Tuesday, May 24, 2011


Clockwise from eight: beet khreyn, celeriac khreyn, watercress khreyn, yellow pepper khreyn, and carrot khreyn

Here is the khreynbow. I only made five kinds of prepared horseradish this year, and as you see, my khreyn dish has six segments, so clearly something has to be done, but I do feel off to a very solid start. All of these were smashing. The traditional beet horseradish will always have a special place in my heart, but the celeriac horseradish was a very exciting new relish for me. The overall popular favorite was the yellow pepper horseradish, the sweetest and mildest of the bunch. All of these are fond shidukhim for vegetarian gefilte fish, tea eggs, soups, and matzo canapes of all kinds.

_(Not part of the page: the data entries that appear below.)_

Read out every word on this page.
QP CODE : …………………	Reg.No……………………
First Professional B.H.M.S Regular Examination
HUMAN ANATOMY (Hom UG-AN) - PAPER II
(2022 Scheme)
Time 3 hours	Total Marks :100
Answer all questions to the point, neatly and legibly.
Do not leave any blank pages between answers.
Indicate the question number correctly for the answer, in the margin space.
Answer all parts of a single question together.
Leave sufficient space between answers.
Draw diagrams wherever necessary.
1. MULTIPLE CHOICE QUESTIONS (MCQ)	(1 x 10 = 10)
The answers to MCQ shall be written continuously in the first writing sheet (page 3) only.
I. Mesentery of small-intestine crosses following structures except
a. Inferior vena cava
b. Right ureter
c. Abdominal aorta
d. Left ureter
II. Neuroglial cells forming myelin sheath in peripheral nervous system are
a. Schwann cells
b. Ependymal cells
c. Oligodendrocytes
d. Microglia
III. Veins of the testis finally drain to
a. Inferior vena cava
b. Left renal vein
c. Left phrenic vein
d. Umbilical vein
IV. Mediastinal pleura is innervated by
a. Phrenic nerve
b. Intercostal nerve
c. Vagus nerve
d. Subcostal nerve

Wash and peel two large fresh horseradish roots, each about18 inches long. Cut them into smallish pieces. place the horseradish in the bowl of a food processor with 3/4 cup white vinegar and a tablespoon kosher salt and pulse until finely ground.
To proceed, divide the khreyn into five equal portions.

Beet Khreyn
Pulse the horseradish with an equal volume peeled roasted beets.

Carrot Khreyn
Pulse the khreyn with an equal volume peeled raw carrots.

Celeriac Khreyn
Pulse the khreyn with an equal volume peeled, chopped celeriac.

Watercress Khreyn
Pulse the khreyn with a small handful of watercress leaves

Yellow Pepper Khreyn
Pulse the khreyn with two peeled raw yellow pepper.

I realize we are close to Shvies and I am still scrambling to post this year's Peysekh recipes. Will do all I can.